Algunos, como Andreas Wirsching, profesor de Historia Contemporánea de la Universidad Ludwig-Maximilian de Múnich, hablan, no sin cierta exageración, de «guerra civil larvada». Y ven entre sus causas la reedición del esquema «amigo-enemigo» teorizado por el ideólogo ultraconservador Carl Schmitt en los años treinta del pasado siglo. En el ´islamismo radical´ anidan formas de construcción de la identidad que con su ideología ´religiosa y anti-occidental´ tratan de imponer al mundo ese peligroso esquema.

Ese tipo de ´islamismo radical´, con su acompañamiento terrorista, representa un enorme desafío para las democracias occidentales, sobre todo cuando éstas están sometidas a fuertes tensiones que tienen mucho que ver con un tipo de globalización que deja a tantos en la cuneta. Y esa crisis, producto de la inseguridad y del miedo a la pérdida de estatus sobre todo de las clases medias, se refleja en un rechazo instintivo del extraño, de quien no es como nosotros y en quien vemos sólo a alguien que pone en peligro nuestros derechos y privilegios: todo lo que con nuestro esfuerzo y el de nuestros padres habíamos conquistado.

Todos los resentimientos, el desapego de la política, tan evidente en todas partes, el rechazo de una globalización que sólo parece beneficiar a unas elites cosmopolitas y cuya única patria es el dinero, tienen como punto de referencia ese ´enemigo´ exterior: el inmigrante, sobre todo si es musulmán y árabe. Y todo ello -la inmigración y el terrorismo y la inseguridad que provocan sobre todo en los más desfavorecidos en los países occidentales- es arteramente aprovechado por los populistas, que confunden muchas veces adrede esos fenómenos porque es más fácil encontrar fuera cabezas de turco que afrontar una realidad que nos supera.

Sólo así se explica el éxito de movimientos y partidos populistas como el Cinco Estrellas de Beppe Grillo o de los hombres fuertes de ideología ultranacionalista como el presidente ruso Vladimir Putin, el primer ministro húngaro, Viktor Orbán, o últimamente, en el mundo musulmán, el presidente turco, Erdogan.

A los que habría que añadir por supuesto otros dirigentes que no dejan de proporcionar titulares a los medios como la presidenta del Frente Nacional de Francia, Marine Le Pen, o el candidato republicano a la Casa Blanca, Donald Trump, el hombre de las soluciones simplistas y brutales para los problemas más complejos y delicados.

No deja de resultar sorprendente para muchos, aunque no lo sea tanto si lo analizamos a fondo, la popularidad que encuentra por ejemplo Putin últimamente entre los simpatizantes de la extrema derecha alemana: la gente que milita en movimientos como Pegida y que a veces corea en la calle su nombre mientras echa pestes contra la democracia de Berlín.
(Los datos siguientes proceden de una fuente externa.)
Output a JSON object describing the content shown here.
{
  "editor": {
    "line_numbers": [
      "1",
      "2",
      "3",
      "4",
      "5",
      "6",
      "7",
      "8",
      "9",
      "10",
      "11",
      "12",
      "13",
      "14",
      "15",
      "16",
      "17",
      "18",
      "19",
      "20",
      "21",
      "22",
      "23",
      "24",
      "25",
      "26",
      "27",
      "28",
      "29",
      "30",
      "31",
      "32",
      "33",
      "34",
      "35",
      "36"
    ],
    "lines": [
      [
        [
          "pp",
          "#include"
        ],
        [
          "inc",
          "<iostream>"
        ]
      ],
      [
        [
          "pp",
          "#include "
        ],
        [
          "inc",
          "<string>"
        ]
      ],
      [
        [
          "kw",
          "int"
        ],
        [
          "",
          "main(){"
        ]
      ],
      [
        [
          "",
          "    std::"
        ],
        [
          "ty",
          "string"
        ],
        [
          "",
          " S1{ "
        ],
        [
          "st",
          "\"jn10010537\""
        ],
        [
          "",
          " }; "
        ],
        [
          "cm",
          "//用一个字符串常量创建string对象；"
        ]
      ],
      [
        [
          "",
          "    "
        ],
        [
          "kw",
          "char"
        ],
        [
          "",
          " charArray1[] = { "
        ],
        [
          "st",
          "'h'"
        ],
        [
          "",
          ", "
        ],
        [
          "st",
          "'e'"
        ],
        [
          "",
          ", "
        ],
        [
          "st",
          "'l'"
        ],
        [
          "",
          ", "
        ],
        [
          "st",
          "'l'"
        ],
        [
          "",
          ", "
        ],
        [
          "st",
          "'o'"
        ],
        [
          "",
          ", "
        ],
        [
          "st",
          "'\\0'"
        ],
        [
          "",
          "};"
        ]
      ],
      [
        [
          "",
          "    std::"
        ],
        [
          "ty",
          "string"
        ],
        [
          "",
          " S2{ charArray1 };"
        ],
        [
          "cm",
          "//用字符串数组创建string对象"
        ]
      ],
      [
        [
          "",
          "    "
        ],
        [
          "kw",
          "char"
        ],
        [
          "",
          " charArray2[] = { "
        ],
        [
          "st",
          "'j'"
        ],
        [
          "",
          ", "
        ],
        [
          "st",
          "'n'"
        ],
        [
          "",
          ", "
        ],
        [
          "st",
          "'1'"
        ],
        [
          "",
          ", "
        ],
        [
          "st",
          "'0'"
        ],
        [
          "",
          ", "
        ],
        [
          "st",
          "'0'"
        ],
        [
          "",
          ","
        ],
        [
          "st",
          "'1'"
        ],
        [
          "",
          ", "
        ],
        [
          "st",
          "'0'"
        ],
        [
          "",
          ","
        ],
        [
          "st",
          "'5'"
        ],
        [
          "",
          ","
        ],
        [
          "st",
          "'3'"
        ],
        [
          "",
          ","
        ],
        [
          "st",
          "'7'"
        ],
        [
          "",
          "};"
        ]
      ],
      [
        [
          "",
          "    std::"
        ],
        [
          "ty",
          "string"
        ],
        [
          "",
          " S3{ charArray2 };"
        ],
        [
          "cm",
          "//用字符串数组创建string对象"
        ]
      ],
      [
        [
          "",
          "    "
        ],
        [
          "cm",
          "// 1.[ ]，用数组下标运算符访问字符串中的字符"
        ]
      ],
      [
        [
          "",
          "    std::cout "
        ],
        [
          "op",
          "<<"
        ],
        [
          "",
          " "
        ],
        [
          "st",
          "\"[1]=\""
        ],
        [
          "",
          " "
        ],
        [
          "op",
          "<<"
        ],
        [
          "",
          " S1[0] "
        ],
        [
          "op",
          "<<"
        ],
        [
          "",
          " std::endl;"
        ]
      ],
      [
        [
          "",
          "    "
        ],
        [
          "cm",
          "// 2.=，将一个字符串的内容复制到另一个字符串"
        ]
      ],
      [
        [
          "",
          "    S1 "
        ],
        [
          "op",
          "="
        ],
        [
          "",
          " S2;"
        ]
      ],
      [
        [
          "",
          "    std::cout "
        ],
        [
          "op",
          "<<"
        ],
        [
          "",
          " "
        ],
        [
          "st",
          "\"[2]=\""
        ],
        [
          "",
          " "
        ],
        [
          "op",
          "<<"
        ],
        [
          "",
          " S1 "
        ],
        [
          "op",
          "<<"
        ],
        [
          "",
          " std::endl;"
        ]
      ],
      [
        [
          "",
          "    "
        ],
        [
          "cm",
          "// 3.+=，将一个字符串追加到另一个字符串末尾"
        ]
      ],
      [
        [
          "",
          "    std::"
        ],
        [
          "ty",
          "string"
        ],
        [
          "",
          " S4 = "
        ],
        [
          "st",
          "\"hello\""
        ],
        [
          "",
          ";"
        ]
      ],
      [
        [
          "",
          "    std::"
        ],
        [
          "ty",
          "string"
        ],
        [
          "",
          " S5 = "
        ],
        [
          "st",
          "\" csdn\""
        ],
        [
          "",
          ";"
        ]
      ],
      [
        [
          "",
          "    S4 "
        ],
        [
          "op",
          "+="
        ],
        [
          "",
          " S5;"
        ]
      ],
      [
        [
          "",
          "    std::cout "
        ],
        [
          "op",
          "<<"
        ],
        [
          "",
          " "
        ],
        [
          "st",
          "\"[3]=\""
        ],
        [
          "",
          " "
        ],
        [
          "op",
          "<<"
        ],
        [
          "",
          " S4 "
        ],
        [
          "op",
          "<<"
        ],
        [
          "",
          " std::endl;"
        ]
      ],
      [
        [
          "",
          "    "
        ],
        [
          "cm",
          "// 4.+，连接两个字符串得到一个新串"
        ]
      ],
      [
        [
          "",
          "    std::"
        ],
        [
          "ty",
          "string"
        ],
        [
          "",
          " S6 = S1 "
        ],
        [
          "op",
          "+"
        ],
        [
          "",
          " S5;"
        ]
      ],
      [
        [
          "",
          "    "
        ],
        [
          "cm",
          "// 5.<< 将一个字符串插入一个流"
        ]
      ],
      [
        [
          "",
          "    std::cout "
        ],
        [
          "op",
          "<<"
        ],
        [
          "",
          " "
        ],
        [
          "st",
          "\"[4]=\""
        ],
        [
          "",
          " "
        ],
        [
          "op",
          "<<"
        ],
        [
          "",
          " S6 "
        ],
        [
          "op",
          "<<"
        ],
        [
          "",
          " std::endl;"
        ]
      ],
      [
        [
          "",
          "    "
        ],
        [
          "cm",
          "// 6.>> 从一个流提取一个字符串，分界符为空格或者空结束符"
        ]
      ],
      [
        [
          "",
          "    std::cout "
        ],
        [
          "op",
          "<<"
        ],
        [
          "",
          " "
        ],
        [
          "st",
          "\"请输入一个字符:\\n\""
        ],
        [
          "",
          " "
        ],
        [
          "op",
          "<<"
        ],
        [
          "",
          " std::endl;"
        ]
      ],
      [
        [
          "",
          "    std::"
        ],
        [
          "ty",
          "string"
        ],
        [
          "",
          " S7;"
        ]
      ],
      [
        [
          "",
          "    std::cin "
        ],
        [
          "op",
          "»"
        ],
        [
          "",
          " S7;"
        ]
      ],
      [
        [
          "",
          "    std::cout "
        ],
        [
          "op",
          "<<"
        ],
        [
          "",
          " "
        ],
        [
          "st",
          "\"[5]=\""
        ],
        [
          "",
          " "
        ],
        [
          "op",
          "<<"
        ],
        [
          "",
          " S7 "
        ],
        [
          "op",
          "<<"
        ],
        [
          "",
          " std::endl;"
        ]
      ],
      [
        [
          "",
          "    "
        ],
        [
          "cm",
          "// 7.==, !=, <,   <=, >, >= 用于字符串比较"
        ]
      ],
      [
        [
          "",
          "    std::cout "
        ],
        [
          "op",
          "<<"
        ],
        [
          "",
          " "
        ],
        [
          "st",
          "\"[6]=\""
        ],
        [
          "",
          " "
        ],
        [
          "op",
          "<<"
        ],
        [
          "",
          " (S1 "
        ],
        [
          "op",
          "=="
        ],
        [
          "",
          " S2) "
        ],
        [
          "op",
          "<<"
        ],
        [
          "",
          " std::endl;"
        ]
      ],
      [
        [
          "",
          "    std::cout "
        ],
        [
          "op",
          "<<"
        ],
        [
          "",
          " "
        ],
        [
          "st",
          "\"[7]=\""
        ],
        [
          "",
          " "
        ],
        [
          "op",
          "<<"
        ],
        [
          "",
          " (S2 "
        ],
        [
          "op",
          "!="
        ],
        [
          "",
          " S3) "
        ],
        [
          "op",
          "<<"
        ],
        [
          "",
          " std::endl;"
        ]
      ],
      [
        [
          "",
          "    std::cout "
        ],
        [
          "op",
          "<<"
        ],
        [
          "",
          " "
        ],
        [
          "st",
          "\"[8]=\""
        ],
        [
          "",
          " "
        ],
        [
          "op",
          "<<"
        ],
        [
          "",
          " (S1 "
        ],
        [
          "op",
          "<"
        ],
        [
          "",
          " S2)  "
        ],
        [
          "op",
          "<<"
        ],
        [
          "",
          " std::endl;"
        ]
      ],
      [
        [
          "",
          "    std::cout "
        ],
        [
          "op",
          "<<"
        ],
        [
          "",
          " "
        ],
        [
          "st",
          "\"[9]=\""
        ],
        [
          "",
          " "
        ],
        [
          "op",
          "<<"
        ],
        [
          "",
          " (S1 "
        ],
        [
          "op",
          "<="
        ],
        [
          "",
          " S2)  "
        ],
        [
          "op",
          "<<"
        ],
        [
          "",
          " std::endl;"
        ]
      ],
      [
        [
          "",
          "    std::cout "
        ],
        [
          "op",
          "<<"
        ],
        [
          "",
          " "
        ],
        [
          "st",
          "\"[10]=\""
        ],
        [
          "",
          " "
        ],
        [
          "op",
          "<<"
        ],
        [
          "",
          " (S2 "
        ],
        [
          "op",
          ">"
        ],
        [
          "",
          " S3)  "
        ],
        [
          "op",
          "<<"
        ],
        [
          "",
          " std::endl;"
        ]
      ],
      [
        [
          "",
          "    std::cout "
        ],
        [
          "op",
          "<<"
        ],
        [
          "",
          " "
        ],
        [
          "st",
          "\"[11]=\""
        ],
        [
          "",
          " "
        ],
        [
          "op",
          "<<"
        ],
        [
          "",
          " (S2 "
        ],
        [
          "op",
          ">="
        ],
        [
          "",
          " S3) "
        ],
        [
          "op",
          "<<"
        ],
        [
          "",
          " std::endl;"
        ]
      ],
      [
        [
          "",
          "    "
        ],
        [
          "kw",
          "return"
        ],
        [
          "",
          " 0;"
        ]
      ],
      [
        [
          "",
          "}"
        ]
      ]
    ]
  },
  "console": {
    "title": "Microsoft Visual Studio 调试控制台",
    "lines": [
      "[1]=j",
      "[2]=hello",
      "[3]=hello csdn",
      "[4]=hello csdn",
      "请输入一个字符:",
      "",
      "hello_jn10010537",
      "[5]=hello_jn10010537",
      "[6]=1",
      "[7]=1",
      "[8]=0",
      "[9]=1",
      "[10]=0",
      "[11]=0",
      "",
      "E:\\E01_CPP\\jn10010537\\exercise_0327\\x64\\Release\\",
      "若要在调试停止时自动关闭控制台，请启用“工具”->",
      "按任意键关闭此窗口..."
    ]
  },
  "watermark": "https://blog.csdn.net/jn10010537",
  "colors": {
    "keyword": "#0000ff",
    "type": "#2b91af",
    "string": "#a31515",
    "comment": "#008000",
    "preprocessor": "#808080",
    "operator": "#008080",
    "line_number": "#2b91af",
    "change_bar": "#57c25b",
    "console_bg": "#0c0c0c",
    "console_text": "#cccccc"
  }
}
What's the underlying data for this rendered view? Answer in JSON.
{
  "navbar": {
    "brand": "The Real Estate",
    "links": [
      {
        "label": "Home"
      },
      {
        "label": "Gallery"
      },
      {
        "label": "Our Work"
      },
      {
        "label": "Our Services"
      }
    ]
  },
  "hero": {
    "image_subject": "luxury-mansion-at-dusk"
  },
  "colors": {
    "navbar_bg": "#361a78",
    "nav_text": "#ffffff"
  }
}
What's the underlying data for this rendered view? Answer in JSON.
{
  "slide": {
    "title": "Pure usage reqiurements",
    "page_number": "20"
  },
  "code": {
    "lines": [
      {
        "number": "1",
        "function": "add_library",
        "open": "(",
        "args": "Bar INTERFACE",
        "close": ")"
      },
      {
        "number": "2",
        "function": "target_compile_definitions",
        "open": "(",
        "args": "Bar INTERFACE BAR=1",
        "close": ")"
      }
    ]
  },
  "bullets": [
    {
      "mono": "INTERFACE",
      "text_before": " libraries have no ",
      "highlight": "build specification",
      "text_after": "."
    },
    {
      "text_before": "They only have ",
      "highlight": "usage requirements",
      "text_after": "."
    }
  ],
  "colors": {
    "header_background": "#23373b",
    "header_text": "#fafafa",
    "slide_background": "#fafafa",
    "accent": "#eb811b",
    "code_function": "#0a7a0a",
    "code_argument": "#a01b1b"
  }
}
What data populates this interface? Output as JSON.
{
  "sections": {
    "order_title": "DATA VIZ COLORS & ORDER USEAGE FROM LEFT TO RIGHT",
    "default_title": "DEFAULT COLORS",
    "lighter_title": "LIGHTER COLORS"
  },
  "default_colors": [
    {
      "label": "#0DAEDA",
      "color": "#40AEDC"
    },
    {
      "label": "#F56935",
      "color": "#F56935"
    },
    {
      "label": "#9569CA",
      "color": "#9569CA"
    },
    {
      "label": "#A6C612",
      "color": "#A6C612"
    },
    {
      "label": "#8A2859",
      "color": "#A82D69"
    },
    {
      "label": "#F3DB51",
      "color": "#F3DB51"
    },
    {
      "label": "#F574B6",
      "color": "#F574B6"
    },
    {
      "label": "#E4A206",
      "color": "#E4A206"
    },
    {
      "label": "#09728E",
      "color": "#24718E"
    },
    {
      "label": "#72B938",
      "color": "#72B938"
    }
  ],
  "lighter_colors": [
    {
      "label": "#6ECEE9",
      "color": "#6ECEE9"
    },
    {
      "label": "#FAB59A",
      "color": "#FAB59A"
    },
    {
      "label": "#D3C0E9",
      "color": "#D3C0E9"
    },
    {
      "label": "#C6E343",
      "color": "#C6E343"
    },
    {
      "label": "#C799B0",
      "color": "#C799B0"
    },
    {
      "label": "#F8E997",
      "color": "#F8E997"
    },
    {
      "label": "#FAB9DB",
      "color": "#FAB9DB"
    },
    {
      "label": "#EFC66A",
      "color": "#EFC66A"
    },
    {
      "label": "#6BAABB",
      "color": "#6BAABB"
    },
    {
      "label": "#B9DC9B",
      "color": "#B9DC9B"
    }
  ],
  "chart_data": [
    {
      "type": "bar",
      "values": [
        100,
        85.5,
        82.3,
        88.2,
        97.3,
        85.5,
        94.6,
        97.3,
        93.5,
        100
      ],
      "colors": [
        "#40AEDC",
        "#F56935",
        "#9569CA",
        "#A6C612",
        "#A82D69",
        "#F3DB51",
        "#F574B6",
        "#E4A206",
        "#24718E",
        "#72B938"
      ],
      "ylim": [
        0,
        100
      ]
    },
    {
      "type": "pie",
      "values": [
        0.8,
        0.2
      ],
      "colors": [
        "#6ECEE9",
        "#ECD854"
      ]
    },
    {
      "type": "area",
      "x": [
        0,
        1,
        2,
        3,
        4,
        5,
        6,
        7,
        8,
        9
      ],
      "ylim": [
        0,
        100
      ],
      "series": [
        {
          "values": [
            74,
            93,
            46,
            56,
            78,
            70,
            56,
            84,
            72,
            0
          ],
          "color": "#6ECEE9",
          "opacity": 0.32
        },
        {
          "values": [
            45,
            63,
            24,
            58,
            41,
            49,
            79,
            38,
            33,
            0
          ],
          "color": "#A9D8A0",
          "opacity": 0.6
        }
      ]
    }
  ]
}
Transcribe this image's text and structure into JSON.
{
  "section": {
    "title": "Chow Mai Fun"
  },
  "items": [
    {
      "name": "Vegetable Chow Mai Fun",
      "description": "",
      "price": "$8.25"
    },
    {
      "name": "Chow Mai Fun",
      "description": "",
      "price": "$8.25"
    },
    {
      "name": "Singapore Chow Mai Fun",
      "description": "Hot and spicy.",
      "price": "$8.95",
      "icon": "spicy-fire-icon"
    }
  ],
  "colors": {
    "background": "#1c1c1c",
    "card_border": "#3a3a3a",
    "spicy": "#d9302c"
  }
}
O que el presidente ruso parezca caerle tan bien a Trump: en medio de la confusión general, las personalidades autoritarias, que saben como nadie seducir a los débiles y desorientados, se entienden magníficamente entre ellas.

De ahí también la popularidad entre los hombres fuertes de la democracia plebiscitaria, la apelación al pueblo soberano como la forma más pura de democracia directa. Algo que, en manos de aquéllos, se transforma rápidamente en un instrumento de manipulación al eliminar el carácter deliberativo que debe tener siempre la democracia y reducirla al ´sí´ o ´no´ a una pregunta convenientemente formulada para que salga el resultado deseado.

Es cierto que mandatarios como Putin o Erdogan no son como Mussolini -la historia no se repite ni como farsa-, pero sí recurren muchas veces a algunas de las técnicas que emplearon los dictadores fascistas en su día, quienes, no lo olvidemos, llegaron muchas veces al poder también mediante las urnas.